Alone review: Hardly horror!
Alone review: Hardly horror!
By: Sonia Chopra
Critic's Rating: 17/5
Friday 16 January 2015
Bipasha Basu, Karan Singh Grover, Zakir Hussain
The film begins with a thunder-and-lightning type scene complete with howling wolves and creaking doors. We see the deserted bungalow where this scene is playing out. The inhabitant (Neena Gupta) is found unconscious on the steps of the bungalow's locked outhouse.
Her daughter Sanjana (Bipasha Basu) arrives in Kerala (a place she dreads) to look after her mother.
Sanjana dreads the place as it has memories of her conjoined twin Anjana who died during their surgical separation.
The outhouse, a playing ground of the conjoined siblings, now remains locked. The house-help insists that Anjana still exists there.
The alive sister Sanjana's husband (Karan Grover) insists it be opened, akin to opening a Pandora's Box. Signs like the infinity symbol that the two sisters used to draw appear on mirrors. And then Sanjana begins to have other abnormal experiences, including hearing the piano play coupled with weird, laughing noises. She notices someone else's breath beside her, and then comes the lift scene where she sees a scary reflection for the first time.
Bipasha's character too gives the erring spirit ample opportunity to spook, as she strolls around the dimly-lit bungalow at night in lacy, barely-there nightwear.
Night after night, she wakes up screaming, having encountered the troubled spirit, but the husband dismisses it as gibberish. He consults a psychologist who begins treating Sanjana.
Apart from the psychologist, a loyal maid who finally decides to do a pooja in the house, her ditzy daughter-in-law, and a formidable pundit make up the peripheral characters.
The dialogue, mostly functional throws up unintentionally hilarious lines like Karan's character exclaiming, Is ghar mein kuch na kuch hote rehta hai.
For a horror film, even by Indian standards, the film is surprisingly tame. Especially coming from Bhushan Patel, who has earlier directed Ragini MMS 2 and 1920 - Evil Returns.

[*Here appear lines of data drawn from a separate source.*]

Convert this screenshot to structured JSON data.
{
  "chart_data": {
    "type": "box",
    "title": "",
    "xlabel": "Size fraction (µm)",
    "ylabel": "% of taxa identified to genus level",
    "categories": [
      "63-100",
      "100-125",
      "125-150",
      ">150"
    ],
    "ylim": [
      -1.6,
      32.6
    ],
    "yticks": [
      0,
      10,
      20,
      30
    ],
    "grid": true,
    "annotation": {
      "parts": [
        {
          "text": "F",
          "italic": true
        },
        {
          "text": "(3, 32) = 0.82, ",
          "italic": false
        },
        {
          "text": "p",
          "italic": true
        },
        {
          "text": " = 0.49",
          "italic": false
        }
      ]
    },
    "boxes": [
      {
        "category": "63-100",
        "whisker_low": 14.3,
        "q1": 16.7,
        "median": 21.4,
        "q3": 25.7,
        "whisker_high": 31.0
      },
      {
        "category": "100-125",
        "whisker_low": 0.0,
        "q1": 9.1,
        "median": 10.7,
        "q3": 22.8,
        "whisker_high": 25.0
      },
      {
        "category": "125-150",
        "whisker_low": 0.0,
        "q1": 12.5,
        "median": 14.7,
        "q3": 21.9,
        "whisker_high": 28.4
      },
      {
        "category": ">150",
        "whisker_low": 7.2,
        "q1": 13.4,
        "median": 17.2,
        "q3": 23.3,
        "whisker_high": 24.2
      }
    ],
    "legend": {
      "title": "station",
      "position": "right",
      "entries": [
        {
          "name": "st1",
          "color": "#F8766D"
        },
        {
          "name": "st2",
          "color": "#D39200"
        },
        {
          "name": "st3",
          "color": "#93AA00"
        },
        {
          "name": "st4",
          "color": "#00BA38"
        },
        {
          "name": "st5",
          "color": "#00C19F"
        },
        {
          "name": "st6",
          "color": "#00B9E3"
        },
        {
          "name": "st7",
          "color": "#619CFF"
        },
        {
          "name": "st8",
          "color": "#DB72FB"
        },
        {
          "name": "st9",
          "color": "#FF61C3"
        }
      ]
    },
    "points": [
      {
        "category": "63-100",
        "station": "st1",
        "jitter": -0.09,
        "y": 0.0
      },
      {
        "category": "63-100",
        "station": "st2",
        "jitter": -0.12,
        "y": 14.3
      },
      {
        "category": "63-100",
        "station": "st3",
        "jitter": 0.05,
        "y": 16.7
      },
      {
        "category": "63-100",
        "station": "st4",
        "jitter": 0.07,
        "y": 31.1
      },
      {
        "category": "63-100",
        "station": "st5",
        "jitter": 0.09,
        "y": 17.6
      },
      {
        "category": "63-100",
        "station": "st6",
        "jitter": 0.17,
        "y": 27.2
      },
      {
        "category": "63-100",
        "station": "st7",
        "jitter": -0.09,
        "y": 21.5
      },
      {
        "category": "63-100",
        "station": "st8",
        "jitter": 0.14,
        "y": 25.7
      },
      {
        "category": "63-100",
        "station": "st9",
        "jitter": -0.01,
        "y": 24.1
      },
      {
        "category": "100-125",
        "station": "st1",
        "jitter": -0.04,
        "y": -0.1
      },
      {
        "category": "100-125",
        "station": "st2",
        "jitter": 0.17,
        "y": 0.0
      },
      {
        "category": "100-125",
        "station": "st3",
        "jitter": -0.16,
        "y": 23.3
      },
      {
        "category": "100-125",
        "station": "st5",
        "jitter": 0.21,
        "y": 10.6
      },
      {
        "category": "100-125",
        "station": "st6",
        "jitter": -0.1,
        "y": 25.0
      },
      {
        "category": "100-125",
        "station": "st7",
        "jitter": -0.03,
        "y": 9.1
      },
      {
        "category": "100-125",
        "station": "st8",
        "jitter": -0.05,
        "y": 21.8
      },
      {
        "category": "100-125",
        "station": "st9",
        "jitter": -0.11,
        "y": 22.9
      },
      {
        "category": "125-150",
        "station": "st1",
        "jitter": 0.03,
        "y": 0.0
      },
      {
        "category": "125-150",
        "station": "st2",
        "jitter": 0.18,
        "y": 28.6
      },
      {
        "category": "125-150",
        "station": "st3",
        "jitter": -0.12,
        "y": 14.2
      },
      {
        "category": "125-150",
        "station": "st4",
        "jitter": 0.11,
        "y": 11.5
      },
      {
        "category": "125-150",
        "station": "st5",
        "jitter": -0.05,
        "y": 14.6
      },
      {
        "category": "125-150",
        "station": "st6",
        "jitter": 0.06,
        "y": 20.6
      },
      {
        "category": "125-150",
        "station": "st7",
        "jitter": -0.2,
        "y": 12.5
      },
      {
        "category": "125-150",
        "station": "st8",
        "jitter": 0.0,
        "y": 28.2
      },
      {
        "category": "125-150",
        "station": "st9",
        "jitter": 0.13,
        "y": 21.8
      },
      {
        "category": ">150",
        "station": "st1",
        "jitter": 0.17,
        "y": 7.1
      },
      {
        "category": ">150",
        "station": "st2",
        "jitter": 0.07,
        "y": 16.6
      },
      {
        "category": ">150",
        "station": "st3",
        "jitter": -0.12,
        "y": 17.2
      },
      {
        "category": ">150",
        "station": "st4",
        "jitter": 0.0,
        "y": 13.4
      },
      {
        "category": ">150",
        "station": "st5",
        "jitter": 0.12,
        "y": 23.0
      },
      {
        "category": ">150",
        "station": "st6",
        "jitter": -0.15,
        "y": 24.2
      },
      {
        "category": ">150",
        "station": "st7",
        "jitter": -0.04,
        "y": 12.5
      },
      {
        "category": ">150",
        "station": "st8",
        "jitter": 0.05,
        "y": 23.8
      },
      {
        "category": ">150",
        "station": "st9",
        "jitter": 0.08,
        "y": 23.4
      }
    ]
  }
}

Usually for horror films, one advises not to watch it 'alone', but feel free to sample this one solo. There are hardly any scares, intended one guesses, unless you find Bipasha Basu with white paint and matching white eyes spooky. Yup, that's how basic it is, as also clich?d with all the mandatory horror regulars from flickering lights, no electricity, possession by a spirit and a swing going to and fro.
With a fantastic storyline such as this (the film is a copy of a Thai film Alone that released in 2007), there was a lot of scope for some real chills and thrills. But the film focuses less on the spooks and more on the strained chemistry between Bipasha Basu and Karan Grover. The second half is replete with songs that have steamy scenes between the two, but the chemistry seems a tad labored.
Bipasha Basu, who has made this genre her own, does reasonably well. She looks swell, has perfected the frightened look by now, and carries off those super-short nightclothes with her trademark sensuality. Karan Grover does well too, and has a fairly interesting role ? that of a loving husband who also suffers at the hands of overzealous love.
This is a below-par film - an unabashed copy, relying on a few lame thrills and the erotica to sail through. Whether it will, is for the audience to decide.